Quickstart - Use .NET to drive a Raspberry Pi Sense HAT

The Raspberry Pi Sense HAT (Hardware Attached on Top) is an add-on board for Raspberry Pi. The Sense HAT is equipped with an 8×8 RGB LED matrix, a five-button joystick, and includes the following sensors:

  • Gyroscope
  • Accelerometer
  • Magnetometer
  • Temperature
  • Barometric pressure
  • Humidity

This quickstart uses .NET to retrieve sensor values from the Sense HAT, respond to joystick input, and drive the LED matrix.

Prerequisites

  • Raspberry Pi that supports ARM v7 instructions with Raspberry Pi OS. Raspberry Pi OS Lite (64-bit) is recommended.
  • Sense HAT

Prepare the Raspberry Pi

Use the raspi-config command to ensure your SBC is configured to support the following services:

  • SSH
  • I2C

For more information on raspi-config, refer to the Raspberry Pi documentation.

Attach the Sense HAT

With the Raspberry Pi device powered off, attach the Sense HAT. Power on the Raspberry Pi and launch the Bash shell once it boots. You may use SSH or connect the Raspberry Pi to a display.

Install Git

From the shell, ensure the latest version of Git is installed on your Raspberry Pi. Run the following commands:

sudo apt update
sudo apt install git

The commands use the Advanced Package Tool command to:

  • Download package information from all configured sources.
  • Install the Git command line tool.

Run the quickstart

From the shell, run the following command:

. <(wget -q -O - https://aka.ms/dotnet-iot-sensehat-quickstart)

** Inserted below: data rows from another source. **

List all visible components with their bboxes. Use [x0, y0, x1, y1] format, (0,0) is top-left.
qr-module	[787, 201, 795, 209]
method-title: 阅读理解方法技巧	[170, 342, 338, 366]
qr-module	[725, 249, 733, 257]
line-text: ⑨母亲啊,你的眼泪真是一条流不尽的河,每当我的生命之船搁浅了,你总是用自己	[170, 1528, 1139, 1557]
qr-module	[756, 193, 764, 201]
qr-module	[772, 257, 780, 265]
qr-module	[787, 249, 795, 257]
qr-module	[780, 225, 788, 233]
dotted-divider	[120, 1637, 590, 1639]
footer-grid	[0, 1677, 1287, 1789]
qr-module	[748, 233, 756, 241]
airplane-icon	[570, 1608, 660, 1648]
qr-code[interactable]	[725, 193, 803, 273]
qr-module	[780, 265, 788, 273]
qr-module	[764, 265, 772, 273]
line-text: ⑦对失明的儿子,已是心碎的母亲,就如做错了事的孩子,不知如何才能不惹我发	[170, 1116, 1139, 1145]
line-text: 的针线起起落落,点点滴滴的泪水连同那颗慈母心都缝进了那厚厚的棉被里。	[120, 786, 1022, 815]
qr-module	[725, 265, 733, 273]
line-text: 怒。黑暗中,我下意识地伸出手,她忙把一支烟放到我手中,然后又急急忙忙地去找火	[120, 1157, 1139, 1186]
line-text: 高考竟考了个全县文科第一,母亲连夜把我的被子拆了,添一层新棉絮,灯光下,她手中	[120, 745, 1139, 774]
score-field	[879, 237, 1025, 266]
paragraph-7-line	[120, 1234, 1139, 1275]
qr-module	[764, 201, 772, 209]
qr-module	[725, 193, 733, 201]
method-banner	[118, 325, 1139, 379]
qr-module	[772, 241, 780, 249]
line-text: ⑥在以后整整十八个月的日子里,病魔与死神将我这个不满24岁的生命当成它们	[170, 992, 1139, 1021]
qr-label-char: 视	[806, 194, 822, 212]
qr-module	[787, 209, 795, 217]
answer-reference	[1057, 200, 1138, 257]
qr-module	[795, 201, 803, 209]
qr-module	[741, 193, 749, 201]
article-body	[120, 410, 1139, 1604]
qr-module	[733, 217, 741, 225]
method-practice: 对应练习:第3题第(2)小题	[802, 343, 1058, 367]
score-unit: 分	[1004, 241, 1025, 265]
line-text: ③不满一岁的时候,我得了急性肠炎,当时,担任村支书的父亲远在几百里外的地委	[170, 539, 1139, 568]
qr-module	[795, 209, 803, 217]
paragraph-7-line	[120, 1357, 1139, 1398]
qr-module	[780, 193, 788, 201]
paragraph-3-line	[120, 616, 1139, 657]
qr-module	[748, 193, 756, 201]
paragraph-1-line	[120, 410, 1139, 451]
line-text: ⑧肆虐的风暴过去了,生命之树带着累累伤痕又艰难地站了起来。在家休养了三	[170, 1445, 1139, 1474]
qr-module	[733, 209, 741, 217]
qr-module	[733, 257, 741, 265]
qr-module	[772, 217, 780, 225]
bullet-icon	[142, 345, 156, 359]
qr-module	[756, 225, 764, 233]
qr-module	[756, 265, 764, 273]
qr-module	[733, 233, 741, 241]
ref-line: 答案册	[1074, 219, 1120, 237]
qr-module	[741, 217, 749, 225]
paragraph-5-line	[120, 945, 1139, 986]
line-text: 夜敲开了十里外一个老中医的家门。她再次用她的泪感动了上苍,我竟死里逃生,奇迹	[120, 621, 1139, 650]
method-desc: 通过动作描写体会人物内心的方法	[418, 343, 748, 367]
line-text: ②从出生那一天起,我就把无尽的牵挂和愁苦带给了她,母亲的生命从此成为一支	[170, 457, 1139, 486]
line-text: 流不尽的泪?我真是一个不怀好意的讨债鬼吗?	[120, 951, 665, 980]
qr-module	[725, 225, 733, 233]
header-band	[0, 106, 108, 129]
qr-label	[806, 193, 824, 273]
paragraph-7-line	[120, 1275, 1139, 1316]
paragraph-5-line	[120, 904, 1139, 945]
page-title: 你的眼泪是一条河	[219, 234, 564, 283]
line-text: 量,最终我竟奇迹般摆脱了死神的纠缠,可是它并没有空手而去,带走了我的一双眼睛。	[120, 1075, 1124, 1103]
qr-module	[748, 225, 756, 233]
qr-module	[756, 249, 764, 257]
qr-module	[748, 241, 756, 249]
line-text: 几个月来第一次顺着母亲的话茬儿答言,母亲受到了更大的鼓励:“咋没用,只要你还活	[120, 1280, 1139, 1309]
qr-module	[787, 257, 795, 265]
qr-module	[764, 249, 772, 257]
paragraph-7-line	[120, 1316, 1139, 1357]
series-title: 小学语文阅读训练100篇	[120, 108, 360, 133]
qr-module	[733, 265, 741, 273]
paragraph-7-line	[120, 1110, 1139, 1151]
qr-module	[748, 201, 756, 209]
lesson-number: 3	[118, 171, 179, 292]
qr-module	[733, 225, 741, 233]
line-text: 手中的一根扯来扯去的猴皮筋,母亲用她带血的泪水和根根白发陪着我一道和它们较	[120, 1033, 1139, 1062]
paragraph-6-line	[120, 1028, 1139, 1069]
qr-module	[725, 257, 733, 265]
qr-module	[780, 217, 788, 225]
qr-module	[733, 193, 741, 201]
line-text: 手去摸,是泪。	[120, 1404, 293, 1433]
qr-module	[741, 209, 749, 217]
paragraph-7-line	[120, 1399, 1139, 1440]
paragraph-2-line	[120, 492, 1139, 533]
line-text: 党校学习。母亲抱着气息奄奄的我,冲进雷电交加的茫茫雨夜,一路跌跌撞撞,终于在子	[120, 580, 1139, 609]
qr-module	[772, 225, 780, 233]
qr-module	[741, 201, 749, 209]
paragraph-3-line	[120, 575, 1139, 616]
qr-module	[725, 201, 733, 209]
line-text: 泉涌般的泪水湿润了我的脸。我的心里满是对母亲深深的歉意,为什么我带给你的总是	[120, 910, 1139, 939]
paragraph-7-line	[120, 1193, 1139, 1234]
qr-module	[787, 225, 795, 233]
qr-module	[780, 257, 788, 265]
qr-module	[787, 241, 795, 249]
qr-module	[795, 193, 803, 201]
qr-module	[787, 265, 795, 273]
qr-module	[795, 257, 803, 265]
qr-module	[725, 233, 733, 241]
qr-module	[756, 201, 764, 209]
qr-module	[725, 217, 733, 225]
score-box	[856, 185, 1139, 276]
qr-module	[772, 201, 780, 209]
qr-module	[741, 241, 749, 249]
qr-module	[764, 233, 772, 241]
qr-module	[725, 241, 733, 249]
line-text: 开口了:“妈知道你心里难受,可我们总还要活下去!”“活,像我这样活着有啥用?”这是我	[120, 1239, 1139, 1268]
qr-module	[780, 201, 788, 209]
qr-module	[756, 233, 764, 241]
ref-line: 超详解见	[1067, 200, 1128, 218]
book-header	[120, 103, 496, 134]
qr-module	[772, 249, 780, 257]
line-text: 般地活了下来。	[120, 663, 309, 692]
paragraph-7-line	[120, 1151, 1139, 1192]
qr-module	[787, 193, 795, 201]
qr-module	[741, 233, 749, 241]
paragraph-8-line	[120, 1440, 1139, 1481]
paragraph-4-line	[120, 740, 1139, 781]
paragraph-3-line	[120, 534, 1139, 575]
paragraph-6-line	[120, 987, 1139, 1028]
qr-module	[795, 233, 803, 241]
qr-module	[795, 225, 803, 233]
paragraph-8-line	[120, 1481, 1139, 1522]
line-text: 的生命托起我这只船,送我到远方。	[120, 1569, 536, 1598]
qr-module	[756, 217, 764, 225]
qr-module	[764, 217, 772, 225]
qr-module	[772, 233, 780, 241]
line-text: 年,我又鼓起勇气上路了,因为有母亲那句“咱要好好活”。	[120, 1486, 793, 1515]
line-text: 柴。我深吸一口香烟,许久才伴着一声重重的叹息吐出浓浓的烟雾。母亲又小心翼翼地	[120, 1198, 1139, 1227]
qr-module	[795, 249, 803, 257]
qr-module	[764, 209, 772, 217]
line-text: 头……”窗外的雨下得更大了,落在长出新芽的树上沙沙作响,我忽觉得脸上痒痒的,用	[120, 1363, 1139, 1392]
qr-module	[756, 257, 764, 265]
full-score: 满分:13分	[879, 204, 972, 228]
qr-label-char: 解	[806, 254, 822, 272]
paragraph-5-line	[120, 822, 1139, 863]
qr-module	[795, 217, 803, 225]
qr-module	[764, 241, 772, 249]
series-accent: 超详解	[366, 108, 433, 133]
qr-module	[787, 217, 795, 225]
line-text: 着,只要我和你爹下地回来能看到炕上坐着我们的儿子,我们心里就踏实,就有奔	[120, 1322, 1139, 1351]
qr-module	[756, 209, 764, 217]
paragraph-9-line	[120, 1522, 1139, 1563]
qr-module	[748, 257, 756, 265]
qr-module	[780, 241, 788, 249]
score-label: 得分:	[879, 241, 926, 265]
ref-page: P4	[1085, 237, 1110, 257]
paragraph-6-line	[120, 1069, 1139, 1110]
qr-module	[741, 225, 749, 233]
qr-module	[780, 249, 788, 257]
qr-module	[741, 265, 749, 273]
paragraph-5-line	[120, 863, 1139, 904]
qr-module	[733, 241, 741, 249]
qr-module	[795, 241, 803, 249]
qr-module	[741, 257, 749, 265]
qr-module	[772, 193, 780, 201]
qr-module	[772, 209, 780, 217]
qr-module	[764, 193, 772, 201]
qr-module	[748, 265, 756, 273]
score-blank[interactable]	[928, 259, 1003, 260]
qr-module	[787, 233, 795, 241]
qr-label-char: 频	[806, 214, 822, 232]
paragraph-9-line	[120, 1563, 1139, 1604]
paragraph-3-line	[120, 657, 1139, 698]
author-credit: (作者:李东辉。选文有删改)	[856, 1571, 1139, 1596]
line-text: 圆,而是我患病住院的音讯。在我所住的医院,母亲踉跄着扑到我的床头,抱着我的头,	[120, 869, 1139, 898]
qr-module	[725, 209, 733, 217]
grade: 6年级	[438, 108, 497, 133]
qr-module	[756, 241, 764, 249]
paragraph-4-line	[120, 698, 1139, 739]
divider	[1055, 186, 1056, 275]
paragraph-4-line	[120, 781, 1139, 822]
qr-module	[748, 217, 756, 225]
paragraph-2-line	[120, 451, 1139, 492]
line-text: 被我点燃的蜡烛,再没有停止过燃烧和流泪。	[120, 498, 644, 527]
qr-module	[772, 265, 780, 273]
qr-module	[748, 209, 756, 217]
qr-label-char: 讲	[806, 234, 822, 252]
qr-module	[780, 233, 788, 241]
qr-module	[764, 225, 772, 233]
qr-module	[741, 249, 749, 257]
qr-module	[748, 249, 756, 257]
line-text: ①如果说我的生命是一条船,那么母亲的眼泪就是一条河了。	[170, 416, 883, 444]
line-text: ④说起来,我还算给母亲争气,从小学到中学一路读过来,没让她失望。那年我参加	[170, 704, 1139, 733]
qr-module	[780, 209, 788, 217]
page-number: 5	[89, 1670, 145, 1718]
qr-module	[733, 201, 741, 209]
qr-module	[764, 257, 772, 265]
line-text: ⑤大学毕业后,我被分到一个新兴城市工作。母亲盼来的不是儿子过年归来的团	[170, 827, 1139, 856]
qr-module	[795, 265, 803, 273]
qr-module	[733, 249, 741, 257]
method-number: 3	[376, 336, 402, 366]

The command downloads and runs a script. The script:

  • Installs the .NET SDK.
  • Clones a GitHub repository that includes the Sense HAT quickstart project.
  • Builds the project.
  • Runs the project.

Observe the console output as sensor data is displayed. The LED matrix displays a yellow pixel on a field of blue. Holding the joystick in any direction moves the yellow pixel in that direction. Clicking the center joystick button causes the background to switch from blue to red.

Get the source code

The source for this quickstart is available on GitHub.